Hier sind beide Seiten gefordert oder vielmehr jeder Einzelne für sich und in Achtsamkeit auch für das Team. Viel mehr, als bisher, gilt es aber für jeden Einzelnen, Selbstfürsorge zu lernen, anzuwenden und bei sich selbst Frühwarnsignale zu erkennen. Das gilt insbesondere für die zunehmende Selbstverantwortung im Job. Wichtig ist, für ausreichende Ruhepausen zu sorgen und auch Zeiten des Nichtstuns einzuplanen. Die meisten von uns haben zu viele Hüte auf, wollen alles und das möglichst perfekt. Hier hilft Fokus, das heißt, volle Konzentration während der Tätigkeiten und auch mal radikal ausmisten. Was ist wirklich wichtig und notwendig? Frühwarnsignale sind hierbei individuell, jeder sollte seine persönlichen kennenlernen: werde ich bei Belastung hektischer? Gereizter? Fange ich an, mich zurückzuziehen? Mache ich mehr Fehler? Hier gibt es sehr wirksame Werkzeuge für den Alltag, um diese Achtsamkeit zu trainieren und die eigene Gesundheit und Leistungsfähigkeit zu steuern. Resilienz ist in diesem Zusammenhang die Schlüsselkompetenz der Zukunft. Für Arbeitsteams gilt dasselbe. Flow kann nur entstehen, wenn ein Klima der gegenseitigen Wertschätzung herrscht, die Mitglieder sich in der Lage sehen, die Arbeit zu schaffen und beteiligt werden. In diesem Klima, das Talente fördert und Vielfalt würdigt, aber auch Konflikte konstruktiv gelöst werden, können Mitarbeitende ihre Potenziale entfalten.

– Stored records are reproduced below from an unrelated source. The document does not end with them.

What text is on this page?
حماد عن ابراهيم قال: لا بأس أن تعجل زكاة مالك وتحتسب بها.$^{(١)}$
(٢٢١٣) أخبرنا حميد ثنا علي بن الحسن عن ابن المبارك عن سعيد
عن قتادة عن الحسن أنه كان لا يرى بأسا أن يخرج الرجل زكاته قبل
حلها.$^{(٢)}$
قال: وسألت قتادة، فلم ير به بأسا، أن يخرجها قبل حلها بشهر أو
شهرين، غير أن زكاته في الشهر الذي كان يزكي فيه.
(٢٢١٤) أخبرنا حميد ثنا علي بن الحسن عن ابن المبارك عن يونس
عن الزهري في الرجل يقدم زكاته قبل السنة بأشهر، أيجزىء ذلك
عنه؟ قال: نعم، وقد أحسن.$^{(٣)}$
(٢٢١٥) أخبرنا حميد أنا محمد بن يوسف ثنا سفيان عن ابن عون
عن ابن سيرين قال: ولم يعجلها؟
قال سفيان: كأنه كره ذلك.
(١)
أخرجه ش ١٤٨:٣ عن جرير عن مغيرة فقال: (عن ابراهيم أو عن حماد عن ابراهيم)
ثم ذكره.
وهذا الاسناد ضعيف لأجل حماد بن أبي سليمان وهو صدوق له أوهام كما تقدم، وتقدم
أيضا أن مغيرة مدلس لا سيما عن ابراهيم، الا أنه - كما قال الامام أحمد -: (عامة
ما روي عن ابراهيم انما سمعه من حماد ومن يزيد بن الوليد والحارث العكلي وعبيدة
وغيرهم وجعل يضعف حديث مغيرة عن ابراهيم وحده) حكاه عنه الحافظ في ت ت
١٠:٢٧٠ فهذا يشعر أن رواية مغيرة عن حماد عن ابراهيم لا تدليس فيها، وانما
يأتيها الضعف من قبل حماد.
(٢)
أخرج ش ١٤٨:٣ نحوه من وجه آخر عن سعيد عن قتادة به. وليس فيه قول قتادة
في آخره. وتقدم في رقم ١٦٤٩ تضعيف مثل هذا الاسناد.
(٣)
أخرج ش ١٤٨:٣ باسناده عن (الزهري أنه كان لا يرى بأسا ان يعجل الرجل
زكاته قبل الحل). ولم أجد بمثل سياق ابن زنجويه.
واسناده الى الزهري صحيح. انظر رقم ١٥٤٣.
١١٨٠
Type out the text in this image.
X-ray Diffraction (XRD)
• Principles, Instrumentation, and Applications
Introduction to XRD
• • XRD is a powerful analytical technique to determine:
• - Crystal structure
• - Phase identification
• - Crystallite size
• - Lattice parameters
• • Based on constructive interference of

Fazit: Wie sollen wir Individuen, jetzt, wo wir alle eigenständig und kreativ geworden sind, letztendlich zusammenarbeiten?
Die Frage würde so im Rahmen der Neuen Arbeit gar nicht gestellt werden, denn die Teams entscheiden immer wieder selbst, wie sie am besten zusammenarbeiten, damit sie bestmöglich kreativ und produktiv arbeiten können.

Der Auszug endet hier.